What his round trip shows is that Cargill isn’t the Cargill of 30 years ago. Its leadership correctly values talent enough to make room for an executive who once walked out.
Taking back a former employee is not exactly unheard of by an American business, but Cargill historically isn’t like most other businesses, and not just because it employs 140,000 people in 65 countries.
The Church is known for occasionally welcoming back an apostate. Cargill isn’t.
Cargill is run by Cargill people, and to most outsiders taking a job at Cargill looks like signing up for a career in the military.
A young officer may go from a glamorous junior staff job in the Pentagon to his next post as executive officer of a remote refueling depot in the Aleutians before going on to the Middle East. What that demonstrates to the big brass is an ability to handle new challenges. And, of course, it shows a particular kind of deep loyalty to an organization.
That’s the Cargill way, too.
Ernest Micek, elected CEO in 1995, was a 1959 graduate of the University of Wisconsin in chemical engineering who went to work for Cargill that year. He had held a variety of jobs in the United States and in Spain and was credited for leading the company’s business in corn milling.
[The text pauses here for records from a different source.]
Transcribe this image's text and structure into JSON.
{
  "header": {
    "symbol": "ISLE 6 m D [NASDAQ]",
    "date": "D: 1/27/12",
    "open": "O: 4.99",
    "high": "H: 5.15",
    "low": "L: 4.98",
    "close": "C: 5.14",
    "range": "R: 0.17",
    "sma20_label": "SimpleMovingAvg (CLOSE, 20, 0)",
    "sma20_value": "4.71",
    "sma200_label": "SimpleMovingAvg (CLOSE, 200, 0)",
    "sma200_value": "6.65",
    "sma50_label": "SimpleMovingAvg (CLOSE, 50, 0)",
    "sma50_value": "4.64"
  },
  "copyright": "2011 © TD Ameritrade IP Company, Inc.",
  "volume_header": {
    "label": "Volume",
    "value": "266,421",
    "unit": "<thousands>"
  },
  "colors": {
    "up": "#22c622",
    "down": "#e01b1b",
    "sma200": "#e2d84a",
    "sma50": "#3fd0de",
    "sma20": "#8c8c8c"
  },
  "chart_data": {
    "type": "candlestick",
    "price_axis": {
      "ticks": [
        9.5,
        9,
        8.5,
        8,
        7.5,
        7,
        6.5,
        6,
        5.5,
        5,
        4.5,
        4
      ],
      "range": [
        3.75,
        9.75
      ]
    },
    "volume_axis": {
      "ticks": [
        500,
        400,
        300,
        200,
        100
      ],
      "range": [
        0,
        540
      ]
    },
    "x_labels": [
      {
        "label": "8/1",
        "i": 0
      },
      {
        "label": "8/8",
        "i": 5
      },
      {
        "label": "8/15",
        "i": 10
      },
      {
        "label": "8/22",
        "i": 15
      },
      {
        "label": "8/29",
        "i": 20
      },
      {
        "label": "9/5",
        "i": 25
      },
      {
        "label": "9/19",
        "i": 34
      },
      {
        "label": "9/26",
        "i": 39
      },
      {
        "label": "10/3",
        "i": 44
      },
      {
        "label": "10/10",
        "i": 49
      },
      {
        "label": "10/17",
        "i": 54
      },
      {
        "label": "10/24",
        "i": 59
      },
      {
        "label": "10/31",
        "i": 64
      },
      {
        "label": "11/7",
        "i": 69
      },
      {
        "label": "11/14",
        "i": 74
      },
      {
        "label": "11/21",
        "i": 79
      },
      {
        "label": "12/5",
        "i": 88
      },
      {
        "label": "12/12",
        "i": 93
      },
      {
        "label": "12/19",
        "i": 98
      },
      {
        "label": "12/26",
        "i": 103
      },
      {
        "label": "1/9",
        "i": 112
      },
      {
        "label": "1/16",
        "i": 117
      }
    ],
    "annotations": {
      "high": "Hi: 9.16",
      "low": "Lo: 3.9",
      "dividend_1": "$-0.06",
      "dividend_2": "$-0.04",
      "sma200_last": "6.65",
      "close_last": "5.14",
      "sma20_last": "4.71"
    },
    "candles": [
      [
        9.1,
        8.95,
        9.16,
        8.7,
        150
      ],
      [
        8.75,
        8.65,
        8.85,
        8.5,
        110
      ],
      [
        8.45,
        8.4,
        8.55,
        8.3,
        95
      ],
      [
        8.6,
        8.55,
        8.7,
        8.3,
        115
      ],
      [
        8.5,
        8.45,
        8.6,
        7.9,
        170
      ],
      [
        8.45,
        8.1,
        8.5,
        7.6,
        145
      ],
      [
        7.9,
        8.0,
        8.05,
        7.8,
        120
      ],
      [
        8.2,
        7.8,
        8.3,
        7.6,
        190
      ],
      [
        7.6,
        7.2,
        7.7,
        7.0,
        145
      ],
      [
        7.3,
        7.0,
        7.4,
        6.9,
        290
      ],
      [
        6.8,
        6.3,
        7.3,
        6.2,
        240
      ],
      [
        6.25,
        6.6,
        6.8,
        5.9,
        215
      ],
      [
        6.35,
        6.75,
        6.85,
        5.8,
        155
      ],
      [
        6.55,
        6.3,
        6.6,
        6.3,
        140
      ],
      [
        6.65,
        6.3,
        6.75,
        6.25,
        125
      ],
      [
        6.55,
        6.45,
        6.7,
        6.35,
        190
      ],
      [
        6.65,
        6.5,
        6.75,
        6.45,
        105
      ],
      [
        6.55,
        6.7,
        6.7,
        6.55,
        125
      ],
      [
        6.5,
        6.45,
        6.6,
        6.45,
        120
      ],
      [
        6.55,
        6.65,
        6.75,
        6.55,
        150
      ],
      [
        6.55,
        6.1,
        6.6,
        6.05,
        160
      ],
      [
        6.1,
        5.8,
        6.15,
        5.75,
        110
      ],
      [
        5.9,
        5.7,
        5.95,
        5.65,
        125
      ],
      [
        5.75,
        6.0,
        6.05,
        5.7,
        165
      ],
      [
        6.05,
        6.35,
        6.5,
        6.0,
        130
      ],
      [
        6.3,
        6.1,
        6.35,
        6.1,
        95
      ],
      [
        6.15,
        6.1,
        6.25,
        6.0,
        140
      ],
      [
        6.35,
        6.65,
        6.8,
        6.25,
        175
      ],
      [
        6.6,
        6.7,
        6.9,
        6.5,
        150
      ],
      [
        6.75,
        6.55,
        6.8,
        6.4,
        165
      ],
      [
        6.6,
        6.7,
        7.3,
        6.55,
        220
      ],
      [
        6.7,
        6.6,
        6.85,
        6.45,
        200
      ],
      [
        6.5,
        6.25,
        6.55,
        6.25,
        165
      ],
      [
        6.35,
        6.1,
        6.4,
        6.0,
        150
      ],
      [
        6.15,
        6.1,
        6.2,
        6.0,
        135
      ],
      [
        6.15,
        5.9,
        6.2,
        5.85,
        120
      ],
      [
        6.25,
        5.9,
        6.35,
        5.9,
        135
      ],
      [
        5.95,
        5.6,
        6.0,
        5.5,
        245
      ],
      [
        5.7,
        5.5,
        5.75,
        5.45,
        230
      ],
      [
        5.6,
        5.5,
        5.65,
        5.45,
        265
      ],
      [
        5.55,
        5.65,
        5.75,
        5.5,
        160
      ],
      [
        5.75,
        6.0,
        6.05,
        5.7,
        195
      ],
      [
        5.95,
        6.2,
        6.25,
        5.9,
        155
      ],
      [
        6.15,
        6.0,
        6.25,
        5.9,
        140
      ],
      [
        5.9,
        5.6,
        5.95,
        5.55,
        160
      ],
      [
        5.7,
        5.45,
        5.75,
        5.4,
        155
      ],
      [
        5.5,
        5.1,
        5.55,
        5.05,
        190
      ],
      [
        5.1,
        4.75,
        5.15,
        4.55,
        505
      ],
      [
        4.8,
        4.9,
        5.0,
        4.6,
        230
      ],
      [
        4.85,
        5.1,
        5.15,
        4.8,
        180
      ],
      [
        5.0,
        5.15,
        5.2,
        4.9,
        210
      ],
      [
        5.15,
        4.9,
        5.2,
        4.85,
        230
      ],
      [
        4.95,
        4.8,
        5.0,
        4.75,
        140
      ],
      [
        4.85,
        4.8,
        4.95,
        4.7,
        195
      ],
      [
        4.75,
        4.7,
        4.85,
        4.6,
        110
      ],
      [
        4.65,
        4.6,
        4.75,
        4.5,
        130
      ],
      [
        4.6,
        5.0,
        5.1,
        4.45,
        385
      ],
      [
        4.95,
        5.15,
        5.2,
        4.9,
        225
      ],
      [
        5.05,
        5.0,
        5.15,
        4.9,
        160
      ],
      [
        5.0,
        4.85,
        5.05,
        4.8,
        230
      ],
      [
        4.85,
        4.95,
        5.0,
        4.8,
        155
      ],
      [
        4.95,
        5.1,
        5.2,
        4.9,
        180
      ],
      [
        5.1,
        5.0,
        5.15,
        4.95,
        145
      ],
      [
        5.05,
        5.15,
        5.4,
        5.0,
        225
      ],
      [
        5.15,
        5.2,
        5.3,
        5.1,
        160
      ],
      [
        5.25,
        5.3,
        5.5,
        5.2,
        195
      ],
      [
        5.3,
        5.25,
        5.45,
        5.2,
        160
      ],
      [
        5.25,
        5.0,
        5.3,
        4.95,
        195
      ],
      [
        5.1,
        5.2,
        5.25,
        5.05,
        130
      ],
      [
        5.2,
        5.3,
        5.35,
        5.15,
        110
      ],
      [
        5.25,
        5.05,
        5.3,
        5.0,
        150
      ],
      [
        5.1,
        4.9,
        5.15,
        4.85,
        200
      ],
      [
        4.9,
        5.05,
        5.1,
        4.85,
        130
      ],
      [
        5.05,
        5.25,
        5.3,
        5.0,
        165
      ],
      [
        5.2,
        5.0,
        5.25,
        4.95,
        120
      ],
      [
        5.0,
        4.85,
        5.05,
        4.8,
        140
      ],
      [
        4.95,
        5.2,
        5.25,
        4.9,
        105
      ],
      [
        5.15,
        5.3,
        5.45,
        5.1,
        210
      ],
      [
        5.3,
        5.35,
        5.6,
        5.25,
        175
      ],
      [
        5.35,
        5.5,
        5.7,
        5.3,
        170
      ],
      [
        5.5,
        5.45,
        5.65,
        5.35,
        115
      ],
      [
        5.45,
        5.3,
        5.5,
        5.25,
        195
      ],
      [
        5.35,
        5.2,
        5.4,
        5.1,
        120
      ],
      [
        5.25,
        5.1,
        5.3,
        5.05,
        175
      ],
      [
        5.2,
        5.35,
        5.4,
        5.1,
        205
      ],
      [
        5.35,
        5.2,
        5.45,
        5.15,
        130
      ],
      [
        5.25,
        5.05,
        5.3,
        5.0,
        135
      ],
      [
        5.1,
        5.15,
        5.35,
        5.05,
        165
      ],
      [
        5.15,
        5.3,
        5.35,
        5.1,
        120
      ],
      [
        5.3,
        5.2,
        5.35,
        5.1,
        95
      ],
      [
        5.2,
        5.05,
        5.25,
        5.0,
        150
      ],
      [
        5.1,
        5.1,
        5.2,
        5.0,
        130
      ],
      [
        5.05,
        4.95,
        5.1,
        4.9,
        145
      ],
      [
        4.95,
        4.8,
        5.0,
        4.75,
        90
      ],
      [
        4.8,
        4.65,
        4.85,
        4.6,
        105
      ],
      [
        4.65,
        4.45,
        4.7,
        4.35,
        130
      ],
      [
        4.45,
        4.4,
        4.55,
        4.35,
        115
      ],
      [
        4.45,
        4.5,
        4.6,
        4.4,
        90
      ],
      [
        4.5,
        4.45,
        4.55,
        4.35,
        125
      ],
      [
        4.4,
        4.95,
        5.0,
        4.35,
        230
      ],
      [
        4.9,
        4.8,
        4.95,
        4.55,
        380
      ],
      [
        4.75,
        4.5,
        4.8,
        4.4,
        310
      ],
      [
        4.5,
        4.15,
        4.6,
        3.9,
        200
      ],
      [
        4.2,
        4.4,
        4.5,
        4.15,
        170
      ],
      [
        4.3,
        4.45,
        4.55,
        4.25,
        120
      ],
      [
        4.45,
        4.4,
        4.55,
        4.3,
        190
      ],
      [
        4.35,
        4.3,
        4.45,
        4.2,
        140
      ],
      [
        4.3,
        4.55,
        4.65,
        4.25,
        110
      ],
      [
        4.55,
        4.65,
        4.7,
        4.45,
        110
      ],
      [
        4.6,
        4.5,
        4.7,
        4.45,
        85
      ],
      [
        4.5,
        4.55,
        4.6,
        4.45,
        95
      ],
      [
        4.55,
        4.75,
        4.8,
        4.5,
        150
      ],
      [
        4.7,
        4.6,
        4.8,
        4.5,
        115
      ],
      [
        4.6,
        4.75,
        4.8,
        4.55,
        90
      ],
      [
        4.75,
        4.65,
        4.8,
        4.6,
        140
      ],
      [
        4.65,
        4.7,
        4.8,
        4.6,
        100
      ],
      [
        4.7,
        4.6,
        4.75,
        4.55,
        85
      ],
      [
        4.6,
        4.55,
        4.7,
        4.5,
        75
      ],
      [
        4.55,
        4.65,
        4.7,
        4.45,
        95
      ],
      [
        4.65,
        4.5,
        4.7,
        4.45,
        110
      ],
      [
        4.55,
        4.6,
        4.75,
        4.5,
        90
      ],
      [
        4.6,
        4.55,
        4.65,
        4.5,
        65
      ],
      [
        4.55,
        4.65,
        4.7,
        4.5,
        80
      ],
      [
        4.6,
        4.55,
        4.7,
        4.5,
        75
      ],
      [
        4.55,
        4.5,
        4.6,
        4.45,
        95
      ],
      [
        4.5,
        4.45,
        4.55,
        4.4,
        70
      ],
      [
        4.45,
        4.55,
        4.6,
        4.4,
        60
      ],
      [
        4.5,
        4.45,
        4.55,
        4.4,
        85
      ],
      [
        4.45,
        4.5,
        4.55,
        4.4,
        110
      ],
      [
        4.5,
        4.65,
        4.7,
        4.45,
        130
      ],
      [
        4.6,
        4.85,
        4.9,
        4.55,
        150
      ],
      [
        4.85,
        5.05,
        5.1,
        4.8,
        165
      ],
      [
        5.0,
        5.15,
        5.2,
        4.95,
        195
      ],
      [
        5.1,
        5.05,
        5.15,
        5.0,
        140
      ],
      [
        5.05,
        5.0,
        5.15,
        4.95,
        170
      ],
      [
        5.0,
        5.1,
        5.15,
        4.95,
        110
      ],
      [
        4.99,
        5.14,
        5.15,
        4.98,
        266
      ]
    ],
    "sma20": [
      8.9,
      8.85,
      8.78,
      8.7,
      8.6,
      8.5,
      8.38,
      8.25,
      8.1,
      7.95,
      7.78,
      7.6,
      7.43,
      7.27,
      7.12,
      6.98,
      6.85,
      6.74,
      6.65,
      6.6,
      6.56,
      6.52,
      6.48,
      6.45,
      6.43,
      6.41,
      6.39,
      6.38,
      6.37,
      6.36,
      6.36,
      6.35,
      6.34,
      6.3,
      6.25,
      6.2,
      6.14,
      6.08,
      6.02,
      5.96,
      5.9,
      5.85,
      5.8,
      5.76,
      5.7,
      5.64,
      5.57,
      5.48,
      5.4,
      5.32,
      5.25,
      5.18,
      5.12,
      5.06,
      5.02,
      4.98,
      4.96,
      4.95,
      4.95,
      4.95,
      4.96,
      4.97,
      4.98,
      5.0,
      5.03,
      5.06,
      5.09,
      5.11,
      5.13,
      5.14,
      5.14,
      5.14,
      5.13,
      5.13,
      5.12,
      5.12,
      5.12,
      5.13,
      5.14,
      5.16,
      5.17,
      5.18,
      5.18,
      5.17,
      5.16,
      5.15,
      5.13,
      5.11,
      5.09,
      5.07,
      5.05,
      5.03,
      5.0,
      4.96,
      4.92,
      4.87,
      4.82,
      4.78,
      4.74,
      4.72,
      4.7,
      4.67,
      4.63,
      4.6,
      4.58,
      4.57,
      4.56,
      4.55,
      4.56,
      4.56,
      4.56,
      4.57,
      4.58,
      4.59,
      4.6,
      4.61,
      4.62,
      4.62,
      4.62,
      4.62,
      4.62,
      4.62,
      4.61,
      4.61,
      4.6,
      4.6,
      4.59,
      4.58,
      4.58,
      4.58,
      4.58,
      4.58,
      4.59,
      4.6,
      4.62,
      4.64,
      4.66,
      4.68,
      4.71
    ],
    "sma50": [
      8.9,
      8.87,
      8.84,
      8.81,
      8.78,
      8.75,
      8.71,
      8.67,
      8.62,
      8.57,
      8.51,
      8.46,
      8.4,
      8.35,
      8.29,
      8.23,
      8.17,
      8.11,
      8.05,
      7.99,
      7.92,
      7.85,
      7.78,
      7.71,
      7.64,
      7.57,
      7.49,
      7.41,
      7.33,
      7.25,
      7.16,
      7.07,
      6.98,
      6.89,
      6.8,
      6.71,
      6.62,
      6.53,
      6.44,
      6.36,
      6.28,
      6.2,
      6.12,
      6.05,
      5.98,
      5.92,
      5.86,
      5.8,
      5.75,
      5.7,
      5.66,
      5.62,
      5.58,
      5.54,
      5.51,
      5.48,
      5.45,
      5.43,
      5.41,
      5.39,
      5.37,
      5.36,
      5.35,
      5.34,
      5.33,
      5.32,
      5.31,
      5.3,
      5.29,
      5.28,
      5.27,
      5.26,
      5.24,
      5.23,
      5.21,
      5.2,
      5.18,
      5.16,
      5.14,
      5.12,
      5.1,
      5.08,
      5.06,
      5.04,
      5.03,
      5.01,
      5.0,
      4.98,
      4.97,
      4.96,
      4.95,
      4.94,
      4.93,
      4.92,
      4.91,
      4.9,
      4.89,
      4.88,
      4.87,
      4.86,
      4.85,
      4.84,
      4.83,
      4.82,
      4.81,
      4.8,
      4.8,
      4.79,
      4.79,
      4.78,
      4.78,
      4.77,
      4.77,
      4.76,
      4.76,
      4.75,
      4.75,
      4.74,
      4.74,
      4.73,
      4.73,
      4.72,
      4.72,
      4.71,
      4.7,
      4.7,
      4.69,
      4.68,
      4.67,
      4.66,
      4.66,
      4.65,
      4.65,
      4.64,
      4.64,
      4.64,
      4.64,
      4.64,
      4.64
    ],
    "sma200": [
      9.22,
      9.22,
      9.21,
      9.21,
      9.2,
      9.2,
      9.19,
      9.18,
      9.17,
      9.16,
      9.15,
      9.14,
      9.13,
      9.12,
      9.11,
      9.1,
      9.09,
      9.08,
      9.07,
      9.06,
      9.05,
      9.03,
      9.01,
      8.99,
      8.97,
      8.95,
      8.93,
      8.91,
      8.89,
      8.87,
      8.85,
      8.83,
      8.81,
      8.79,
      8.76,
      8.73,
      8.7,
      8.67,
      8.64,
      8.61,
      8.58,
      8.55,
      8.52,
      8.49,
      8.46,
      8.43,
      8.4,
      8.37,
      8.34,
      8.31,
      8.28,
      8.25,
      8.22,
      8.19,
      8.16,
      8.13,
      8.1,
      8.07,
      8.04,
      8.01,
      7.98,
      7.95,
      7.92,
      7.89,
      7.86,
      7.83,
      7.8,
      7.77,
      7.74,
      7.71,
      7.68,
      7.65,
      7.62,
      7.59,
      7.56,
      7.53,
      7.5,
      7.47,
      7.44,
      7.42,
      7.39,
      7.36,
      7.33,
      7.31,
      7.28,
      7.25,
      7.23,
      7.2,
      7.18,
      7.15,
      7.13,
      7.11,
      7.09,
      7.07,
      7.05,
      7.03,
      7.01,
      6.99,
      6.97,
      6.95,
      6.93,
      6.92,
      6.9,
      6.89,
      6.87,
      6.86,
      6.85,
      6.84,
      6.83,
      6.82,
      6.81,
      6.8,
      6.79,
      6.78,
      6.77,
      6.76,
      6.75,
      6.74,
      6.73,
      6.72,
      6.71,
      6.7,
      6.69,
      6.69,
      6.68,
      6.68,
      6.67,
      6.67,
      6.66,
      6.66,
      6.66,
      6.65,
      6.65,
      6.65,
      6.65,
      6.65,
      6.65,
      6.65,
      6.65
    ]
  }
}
Warren Staley went to work as a trainee at Cargill in 1969 and held management posts in the United States, Europe and South America. Thirty years after he started, he became CEO.
His successor is in the job now, Greg Page. Page joined the company as a trainee in the feed division in 1974, and in 1985 went to Singapore to direct Cargill’s animal nutrition operations in Asia. In 1992 he came back to the United States and later took over as sector president overseeing the company’s financial markets and beef and pork groups. He eventually became CEO in 2007.
That’s sort of the way MacLennan’s career was headed, too. Except for that Piper Jaffray part.
Piper was still part of U.S. Bancorp in 2000 when it named MacLennan as the new leader of a fixed-income group with 229 people. He was 41 years old at the time, heading a business unit and reporting to Piper’s CEO. It was an opportunity for a broader leadership role in a people-intensive business.
And he was not new to financial services. His last job at Cargill had been CFO of Cargill Financial Services, and just before that post he had been managing director of Cargill’s European value investment group, overseeing investments in distressed debt and other assets.
What could MacLennan have learned riding herd on Piper’s bond traders and salespeople? No matter how well he prepared, MacLennan had to have been startled by the cultural differences between Cargill and a broker dealer.